L’accent mis sur le zéro-Covid rend la Chine vulnérable à l’épidémie de grippe


Les autorités sanitaires chinoises avertissent que l’accent mis par le pays sur l’éradication de Covid-19 l’a laissé au dépourvu pour une éventuelle épidémie de grippe qui risque de tuer des dizaines de milliers de citoyens.

Sous la direction du président Xi Jinping, la politique de santé publique donne la priorité au contrôle de Covid sur toutes les autres maladies, quelle que soit leur gravité.

“La Chine a investi tellement de ressources sanitaires pour apprivoiser Covid que l’autorité n’a pas la capacité de faire face à d’autres maladies infectieuses”, a déclaré Yanzhong Huang, membre du Council for Foreign Relations à New York.

Certaines autorités sanitaires sont particulièrement préoccupées par une épidémie de grippe dans le sud de la Chine.
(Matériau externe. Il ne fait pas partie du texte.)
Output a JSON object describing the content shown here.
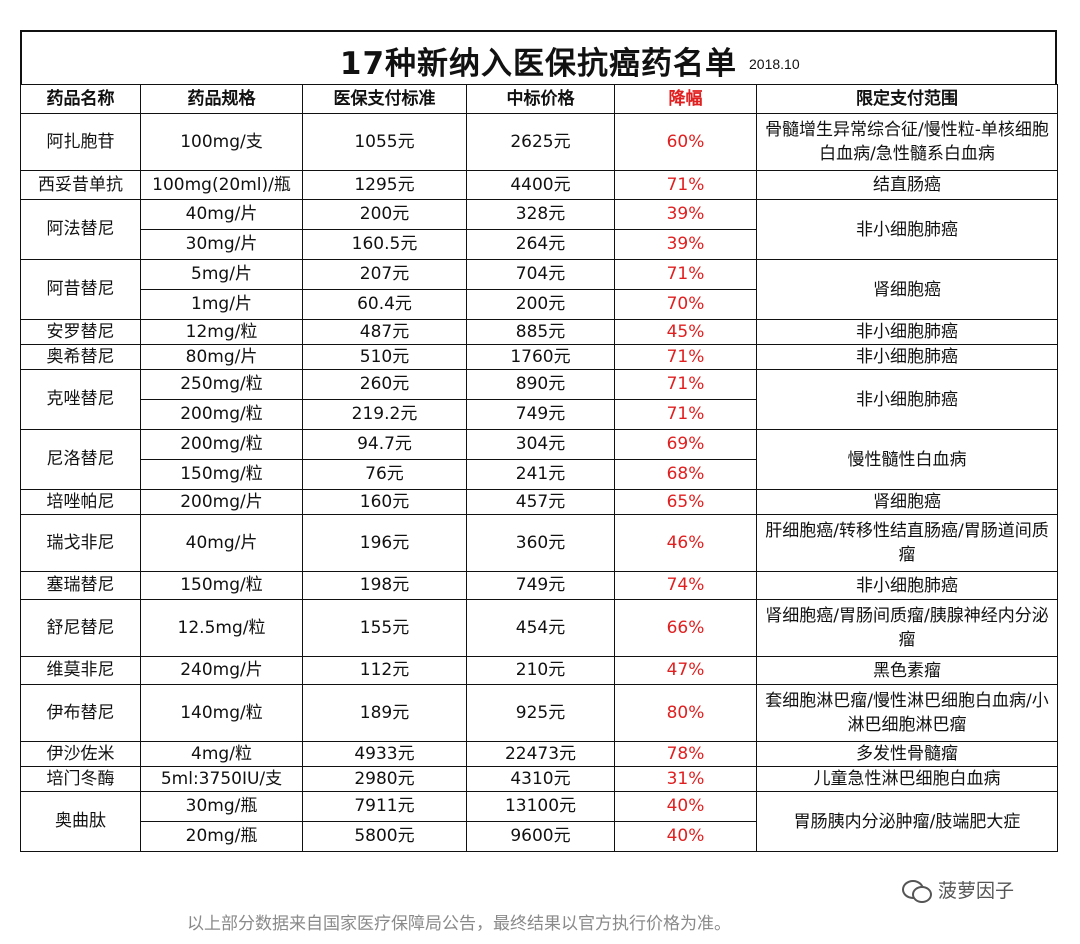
{
  "title": "17种新纳入医保抗癌药名单",
  "date": "2018.10",
  "headers": [
    "药品名称",
    "药品规格",
    "医保支付标准",
    "中标价格",
    "降幅",
    "限定支付范围"
  ],
  "drugs": [
    {
      "name": "阿扎胞苷",
      "scope": "骨髓增生异常综合征/慢性粒-单核细胞白血病/急性髓系白血病",
      "rows": [
        {
          "spec": "100mg/支",
          "std": "1055元",
          "bid": "2625元",
          "drop": "60%"
        }
      ]
    },
    {
      "name": "西妥昔单抗",
      "scope": "结直肠癌",
      "rows": [
        {
          "spec": "100mg(20ml)/瓶",
          "std": "1295元",
          "bid": "4400元",
          "drop": "71%"
        }
      ]
    },
    {
      "name": "阿法替尼",
      "scope": "非小细胞肺癌",
      "rows": [
        {
          "spec": "40mg/片",
          "std": "200元",
          "bid": "328元",
          "drop": "39%"
        },
        {
          "spec": "30mg/片",
          "std": "160.5元",
          "bid": "264元",
          "drop": "39%"
        }
      ]
    },
    {
      "name": "阿昔替尼",
      "scope": "肾细胞癌",
      "rows": [
        {
          "spec": "5mg/片",
          "std": "207元",
          "bid": "704元",
          "drop": "71%"
        },
        {
          "spec": "1mg/片",
          "std": "60.4元",
          "bid": "200元",
          "drop": "70%"
        }
      ]
    },
    {
      "name": "安罗替尼",
      "scope": "非小细胞肺癌",
      "rows": [
        {
          "spec": "12mg/粒",
          "std": "487元",
          "bid": "885元",
          "drop": "45%"
        }
      ]
    },
    {
      "name": "奥希替尼",
      "scope": "非小细胞肺癌",
      "rows": [
        {
          "spec": "80mg/片",
          "std": "510元",
          "bid": "1760元",
          "drop": "71%"
        }
      ]
    },
    {
      "name": "克唑替尼",
      "scope": "非小细胞肺癌",
      "rows": [
        {
          "spec": "250mg/粒",
          "std": "260元",
          "bid": "890元",
          "drop": "71%"
        },
        {
          "spec": "200mg/粒",
          "std": "219.2元",
          "bid": "749元",
          "drop": "71%"
        }
      ]
    },
    {
      "name": "尼洛替尼",
      "scope": "慢性髓性白血病",
      "rows": [
        {
          "spec": "200mg/粒",
          "std": "94.7元",
          "bid": "304元",
          "drop": "69%"
        },
        {
          "spec": "150mg/粒",
          "std": "76元",
          "bid": "241元",
          "drop": "68%"
        }
      ]
    },
    {
      "name": "培唑帕尼",
      "scope": "肾细胞癌",
      "rows": [
        {
          "spec": "200mg/片",
          "std": "160元",
          "bid": "457元",
          "drop": "65%"
        }
      ]
    },
    {
      "name": "瑞戈非尼",
      "scope": "肝细胞癌/转移性结直肠癌/胃肠道间质瘤",
      "rows": [
        {
          "spec": "40mg/片",
          "std": "196元",
          "bid": "360元",
          "drop": "46%"
        }
      ]
    },
    {
      "name": "塞瑞替尼",
      "scope": "非小细胞肺癌",
      "rows": [
        {
          "spec": "150mg/粒",
          "std": "198元",
          "bid": "749元",
          "drop": "74%"
        }
      ]
    },
    {
      "name": "舒尼替尼",
      "scope": "肾细胞癌/胃肠间质瘤/胰腺神经内分泌瘤",
      "rows": [
        {
          "spec": "12.5mg/粒",
          "std": "155元",
          "bid": "454元",
          "drop": "66%"
        }
      ]
    },
    {
      "name": "维莫非尼",
      "scope": "黑色素瘤",
      "rows": [
        {
          "spec": "240mg/片",
          "std": "112元",
          "bid": "210元",
          "drop": "47%"
        }
      ]
    },
    {
      "name": "伊布替尼",
      "scope": "套细胞淋巴瘤/慢性淋巴细胞白血病/小淋巴细胞淋巴瘤",
      "rows": [
        {
          "spec": "140mg/粒",
          "std": "189元",
          "bid": "925元",
          "drop": "80%"
        }
      ]
    },
    {
      "name": "伊沙佐米",
      "scope": "多发性骨髓瘤",
      "rows": [
        {
          "spec": "4mg/粒",
          "std": "4933元",
          "bid": "22473元",
          "drop": "78%"
        }
      ]
    },
    {
      "name": "培门冬酶",
      "scope": "儿童急性淋巴细胞白血病",
      "rows": [
        {
          "spec": "5ml:3750IU/支",
          "std": "2980元",
          "bid": "4310元",
          "drop": "31%"
        }
      ]
    },
    {
      "name": "奥曲肽",
      "scope": "胃肠胰内分泌肿瘤/肢端肥大症",
      "rows": [
        {
          "spec": "30mg/瓶",
          "std": "7911元",
          "bid": "13100元",
          "drop": "40%"
        },
        {
          "spec": "20mg/瓶",
          "std": "5800元",
          "bid": "9600元",
          "drop": "40%"
        }
      ]
    }
  ],
  "footer_note": "以上部分数据来自国家医疗保障局公告，最终结果以官方执行价格为准。",
  "watermark": "菠萝因子",
  "watermark_icon": "wechat-icon"
}
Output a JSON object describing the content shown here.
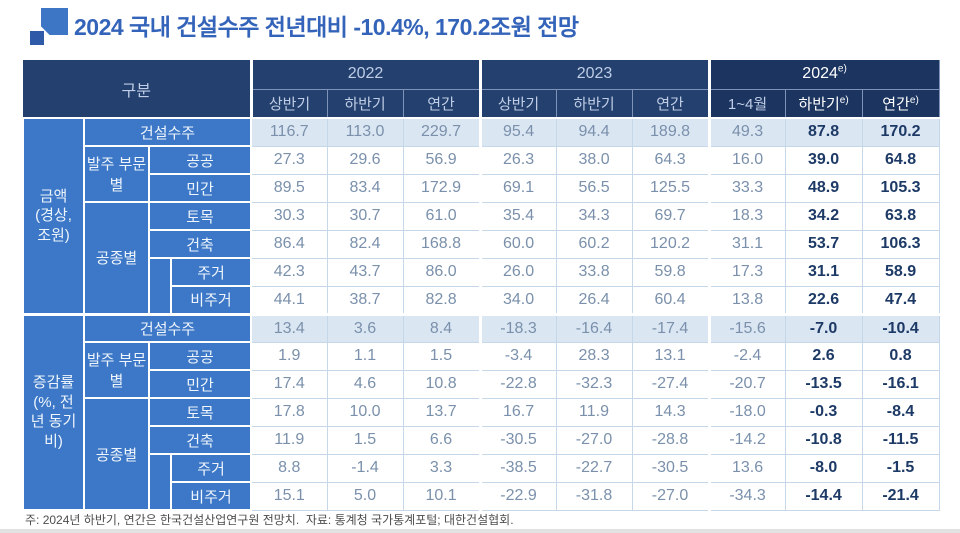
{
  "title": "2024 국내 건설수주 전년대비 -10.4%, 170.2조원 전망",
  "footnote": "주: 2024년 하반기, 연간은 한국건설산업연구원 전망치.  자료: 통계청 국가통계포털; 대한건설협회.",
  "colors": {
    "title_blue": "#3463BA",
    "header_navy": "#24406E",
    "header_navy_2024": "#1B3460",
    "label_blue": "#3C78C7",
    "summary_row_bg": "#DBE6F3",
    "value_text": "#7A90AB",
    "bold_value_text": "#1D3A66"
  },
  "chart_data": {
    "type": "table",
    "title": "2024 국내 건설수주 전년대비 -10.4%, 170.2조원 전망",
    "units": "금액: 경상, 조원 / 증감률: %, 전년동기비",
    "header": {
      "corner": "구분",
      "year_groups": [
        {
          "label": "2022",
          "sup": "",
          "subcols": [
            {
              "label": "상반기",
              "sup": ""
            },
            {
              "label": "하반기",
              "sup": ""
            },
            {
              "label": "연간",
              "sup": ""
            }
          ]
        },
        {
          "label": "2023",
          "sup": "",
          "subcols": [
            {
              "label": "상반기",
              "sup": ""
            },
            {
              "label": "하반기",
              "sup": ""
            },
            {
              "label": "연간",
              "sup": ""
            }
          ]
        },
        {
          "label": "2024",
          "sup": "e)",
          "subcols": [
            {
              "label": "1~4월",
              "sup": ""
            },
            {
              "label": "하반기",
              "sup": "e)"
            },
            {
              "label": "연간",
              "sup": "e)"
            }
          ]
        }
      ]
    },
    "sections": [
      {
        "group_label": "금액 (경상, 조원)",
        "rows": [
          {
            "label": "건설수주",
            "indent": false,
            "values": [
              "116.7",
              "113.0",
              "229.7",
              "95.4",
              "94.4",
              "189.8",
              "49.3",
              "87.8",
              "170.2"
            ]
          },
          {
            "parent": "발주 부문별",
            "parent_rowspan": 2,
            "label": "공공",
            "indent": false,
            "values": [
              "27.3",
              "29.6",
              "56.9",
              "26.3",
              "38.0",
              "64.3",
              "16.0",
              "39.0",
              "64.8"
            ]
          },
          {
            "label": "민간",
            "indent": false,
            "values": [
              "89.5",
              "83.4",
              "172.9",
              "69.1",
              "56.5",
              "125.5",
              "33.3",
              "48.9",
              "105.3"
            ]
          },
          {
            "parent": "공종별",
            "parent_rowspan": 4,
            "label": "토목",
            "indent": false,
            "values": [
              "30.3",
              "30.7",
              "61.0",
              "35.4",
              "34.3",
              "69.7",
              "18.3",
              "34.2",
              "63.8"
            ]
          },
          {
            "label": "건축",
            "indent": false,
            "values": [
              "86.4",
              "82.4",
              "168.8",
              "60.0",
              "60.2",
              "120.2",
              "31.1",
              "53.7",
              "106.3"
            ]
          },
          {
            "label": "주거",
            "indent": true,
            "values": [
              "42.3",
              "43.7",
              "86.0",
              "26.0",
              "33.8",
              "59.8",
              "17.3",
              "31.1",
              "58.9"
            ]
          },
          {
            "label": "비주거",
            "indent": true,
            "values": [
              "44.1",
              "38.7",
              "82.8",
              "34.0",
              "26.4",
              "60.4",
              "13.8",
              "22.6",
              "47.4"
            ]
          }
        ]
      },
      {
        "group_label": "증감률 (%, 전년 동기비)",
        "rows": [
          {
            "label": "건설수주",
            "indent": false,
            "values": [
              "13.4",
              "3.6",
              "8.4",
              "-18.3",
              "-16.4",
              "-17.4",
              "-15.6",
              "-7.0",
              "-10.4"
            ]
          },
          {
            "parent": "발주 부문별",
            "parent_rowspan": 2,
            "label": "공공",
            "indent": false,
            "values": [
              "1.9",
              "1.1",
              "1.5",
              "-3.4",
              "28.3",
              "13.1",
              "-2.4",
              "2.6",
              "0.8"
            ]
          },
          {
            "label": "민간",
            "indent": false,
            "values": [
              "17.4",
              "4.6",
              "10.8",
              "-22.8",
              "-32.3",
              "-27.4",
              "-20.7",
              "-13.5",
              "-16.1"
            ]
          },
          {
            "parent": "공종별",
            "parent_rowspan": 4,
            "label": "토목",
            "indent": false,
            "values": [
              "17.8",
              "10.0",
              "13.7",
              "16.7",
              "11.9",
              "14.3",
              "-18.0",
              "-0.3",
              "-8.4"
            ]
          },
          {
            "label": "건축",
            "indent": false,
            "values": [
              "11.9",
              "1.5",
              "6.6",
              "-30.5",
              "-27.0",
              "-28.8",
              "-14.2",
              "-10.8",
              "-11.5"
            ]
          },
          {
            "label": "주거",
            "indent": true,
            "values": [
              "8.8",
              "-1.4",
              "3.3",
              "-38.5",
              "-22.7",
              "-30.5",
              "13.6",
              "-8.0",
              "-1.5"
            ]
          },
          {
            "label": "비주거",
            "indent": true,
            "values": [
              "15.1",
              "5.0",
              "10.1",
              "-22.9",
              "-31.8",
              "-27.0",
              "-34.3",
              "-14.4",
              "-21.4"
            ]
          }
        ]
      }
    ]
  }
}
Un responsable de Shantou, une ville du sud de la province du Guangdong où la grippe saisonnière se propage, a déclaré au Financial Times que le gouvernement local accordait toujours la priorité à la prévention de Covid par rapport aux vaccins contre la grippe, même si cela faisait des mois qu’il n’y avait pas eu de cas confirmé de Covid dans le ville.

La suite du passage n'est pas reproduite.